実務翻訳とは、民間企業や公的機関等が、その業務上の必要に応じて発注する翻訳を言います。
その内容はビジネスレターは勿論、契約書、マニュアル、論文、製品カタログ、製品仕様書、企画書等、ビジネスに関係のある実に幅広い内容にまで及んでいます。
実務翻訳はそのような性質を持っていることから、実務翻訳は別に「産業翻訳」及び「ビジネス翻訳」等とも呼ばれることがあります。
それでは実務翻訳の仕事の形態はどうなっているのでしょうか。
実務翻訳は先に紹介したような性質を持っているので、実務翻訳ではそうした文書の翻訳を必要とする企業、及び団体等が発注者となります。
またこの発注も、翻訳会社を通して依頼される場合と、直接翻訳者に発注される場合とがあります。

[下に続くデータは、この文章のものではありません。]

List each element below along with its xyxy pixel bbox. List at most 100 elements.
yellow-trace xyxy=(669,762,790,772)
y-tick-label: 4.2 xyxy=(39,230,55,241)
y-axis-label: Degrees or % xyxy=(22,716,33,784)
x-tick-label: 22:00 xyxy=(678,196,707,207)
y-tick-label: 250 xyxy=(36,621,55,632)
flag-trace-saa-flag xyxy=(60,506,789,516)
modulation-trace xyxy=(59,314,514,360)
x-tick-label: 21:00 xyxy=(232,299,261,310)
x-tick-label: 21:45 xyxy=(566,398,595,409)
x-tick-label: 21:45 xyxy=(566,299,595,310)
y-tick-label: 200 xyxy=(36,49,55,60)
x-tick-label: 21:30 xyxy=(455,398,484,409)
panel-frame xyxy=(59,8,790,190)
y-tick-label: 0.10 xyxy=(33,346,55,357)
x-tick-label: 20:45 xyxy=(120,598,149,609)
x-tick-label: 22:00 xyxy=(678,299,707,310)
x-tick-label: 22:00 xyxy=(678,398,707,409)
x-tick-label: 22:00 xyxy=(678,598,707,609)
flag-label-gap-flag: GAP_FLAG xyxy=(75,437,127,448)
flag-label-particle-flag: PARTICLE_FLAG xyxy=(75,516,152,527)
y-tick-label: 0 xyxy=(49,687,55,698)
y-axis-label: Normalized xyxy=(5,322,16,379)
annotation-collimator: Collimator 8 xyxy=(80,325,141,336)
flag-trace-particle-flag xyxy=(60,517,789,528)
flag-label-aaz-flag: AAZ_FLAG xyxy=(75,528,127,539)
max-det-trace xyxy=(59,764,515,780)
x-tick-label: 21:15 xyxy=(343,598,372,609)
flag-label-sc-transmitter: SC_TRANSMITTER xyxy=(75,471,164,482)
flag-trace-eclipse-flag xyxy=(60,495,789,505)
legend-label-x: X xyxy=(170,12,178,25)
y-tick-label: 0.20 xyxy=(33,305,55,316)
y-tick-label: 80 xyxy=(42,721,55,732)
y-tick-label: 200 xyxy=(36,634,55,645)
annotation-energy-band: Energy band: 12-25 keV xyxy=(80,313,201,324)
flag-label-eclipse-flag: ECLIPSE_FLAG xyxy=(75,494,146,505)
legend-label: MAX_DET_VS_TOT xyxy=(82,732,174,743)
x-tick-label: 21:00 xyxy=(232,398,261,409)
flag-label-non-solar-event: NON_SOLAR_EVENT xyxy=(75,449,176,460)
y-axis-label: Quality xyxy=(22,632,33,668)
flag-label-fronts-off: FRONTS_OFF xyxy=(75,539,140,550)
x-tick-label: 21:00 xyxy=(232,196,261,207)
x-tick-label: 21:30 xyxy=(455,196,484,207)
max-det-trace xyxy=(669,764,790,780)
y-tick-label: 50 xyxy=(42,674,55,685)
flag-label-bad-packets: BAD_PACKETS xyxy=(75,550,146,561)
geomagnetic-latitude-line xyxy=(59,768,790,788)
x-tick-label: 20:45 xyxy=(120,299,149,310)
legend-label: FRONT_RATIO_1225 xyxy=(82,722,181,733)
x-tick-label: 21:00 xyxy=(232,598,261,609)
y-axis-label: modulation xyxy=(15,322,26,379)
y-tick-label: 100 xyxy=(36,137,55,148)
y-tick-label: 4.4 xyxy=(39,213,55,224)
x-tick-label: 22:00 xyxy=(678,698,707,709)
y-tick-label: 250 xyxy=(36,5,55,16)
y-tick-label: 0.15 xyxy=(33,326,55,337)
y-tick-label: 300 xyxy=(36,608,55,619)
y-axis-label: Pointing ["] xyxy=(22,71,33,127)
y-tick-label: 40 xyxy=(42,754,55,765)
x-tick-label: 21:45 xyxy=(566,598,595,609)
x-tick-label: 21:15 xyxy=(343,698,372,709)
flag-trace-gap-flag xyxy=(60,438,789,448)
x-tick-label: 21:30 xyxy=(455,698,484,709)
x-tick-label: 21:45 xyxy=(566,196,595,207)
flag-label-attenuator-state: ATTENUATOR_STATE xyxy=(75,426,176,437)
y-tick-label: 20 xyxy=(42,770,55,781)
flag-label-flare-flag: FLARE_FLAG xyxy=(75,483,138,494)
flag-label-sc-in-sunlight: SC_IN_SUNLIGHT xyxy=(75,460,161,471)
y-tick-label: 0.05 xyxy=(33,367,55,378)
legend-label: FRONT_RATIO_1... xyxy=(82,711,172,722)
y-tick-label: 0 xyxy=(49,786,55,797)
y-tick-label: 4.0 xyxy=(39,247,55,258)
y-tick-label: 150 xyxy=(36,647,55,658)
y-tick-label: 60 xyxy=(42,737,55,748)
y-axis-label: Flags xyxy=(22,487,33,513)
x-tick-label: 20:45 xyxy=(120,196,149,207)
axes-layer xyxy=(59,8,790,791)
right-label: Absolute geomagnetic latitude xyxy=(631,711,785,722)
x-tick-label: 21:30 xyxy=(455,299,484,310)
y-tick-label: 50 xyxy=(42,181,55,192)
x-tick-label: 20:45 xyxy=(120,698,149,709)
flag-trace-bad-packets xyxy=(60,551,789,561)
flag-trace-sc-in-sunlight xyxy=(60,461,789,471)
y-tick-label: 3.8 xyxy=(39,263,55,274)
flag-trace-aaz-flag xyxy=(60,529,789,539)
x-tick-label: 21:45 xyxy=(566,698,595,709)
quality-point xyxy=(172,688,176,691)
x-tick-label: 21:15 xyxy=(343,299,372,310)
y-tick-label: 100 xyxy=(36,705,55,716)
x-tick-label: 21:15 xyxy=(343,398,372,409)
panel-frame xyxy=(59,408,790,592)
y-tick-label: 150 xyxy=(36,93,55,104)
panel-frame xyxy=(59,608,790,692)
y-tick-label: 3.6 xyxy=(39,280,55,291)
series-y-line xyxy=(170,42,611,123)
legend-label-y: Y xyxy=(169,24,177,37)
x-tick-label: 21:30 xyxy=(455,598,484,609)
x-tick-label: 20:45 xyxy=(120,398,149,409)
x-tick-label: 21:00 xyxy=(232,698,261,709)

ビジネスの世界では情報量とスピードがものを言うだけあって、大量の文書を、しかも比較的短時間で納品するように求められることが多いようです。
従って時には翻訳者も時間に追われて大変な仕事量になることもあります。
実務翻訳にも勿論市場があります。
次に実務翻訳の市場の動向を見ていくことにします。
一口に翻訳と言っても実に様々な種類の翻訳があります。
ですが市場規模で言えば、この実務翻訳は翻訳業界の中でも最大の規模を誇っていると言えます。
官公庁や大使館と言った機関も実務翻訳を発注することがあります。翻訳会社
翻訳業界の仕事量
実務翻訳は翻訳業界全体の仕事量の約8割から9割を占めると言われています。
ジャンルで言えば、海外に進出している、海外と取引がある、また逆に海外から日本へ進出してきている分野ならば、どこにもニーズがありますが、特に情報通信分野やIT関係等、外国企業の進出が盛んな分野に高いニーズがあります。
どんな仕事をするにしても、気になるのはその収入、待遇です。
では実務翻訳の場合、その待遇は一体どれくらいの金額になるのでしょうか。
次は実務翻訳の翻訳家の収入について紹介します。
もし翻訳家が得意分野、或いは専門分野を持っていて、それで尚且つコンスタントに翻訳の仕事を受注できれば、平均的な会社員を上回る年収を得ることも可能だとされています。
実務翻訳は実力がものを言う世界なので、頑張って力をつければ収入を大きく増やすことも可能だと言えます。
ちなみに翻訳料は全般に、外国語訳の方が和訳より大幅に高額です。
では一体どんな人が実務翻訳の分野に向いているのでしょうか。
実務翻訳に携わるのなら、どんなことを心がけたらいいのでしょうか。
それについて紹介していきます。
実務翻訳は先に紹介したように、実に色々な分野、色々なケースの翻訳があり、需要が多い分野だと言えます。
従って出版翻訳等の他の分野と異なり、新人でも比較的参入しやすいと言われます。
実務翻訳に携わるなら、当然のことながら語学力が求められますが、それだけではありません。
語学力に加えて特定の分野の専門知識も不可欠です。
従って特定分野に明るい人、もしくは実務経験がある人が有利になってきます。
また実務翻訳の仕事をする上での心がけですが、納期の厳守が鉄則です。
現在のビジネスシーンでは時間を問われます。
顧客は納期を設定してきますので、それを守らなければなりません。
もう一つ大切なことは、顧客が翻訳を依頼してくる文書、書類の中には、所謂企業秘密に属する内容もあります。
顧客が翻訳を依頼した文書の内容について、それを他で口外してはいけません。
従って実務翻訳の仕事をする上では、守秘義務の厳守も鉄則となります。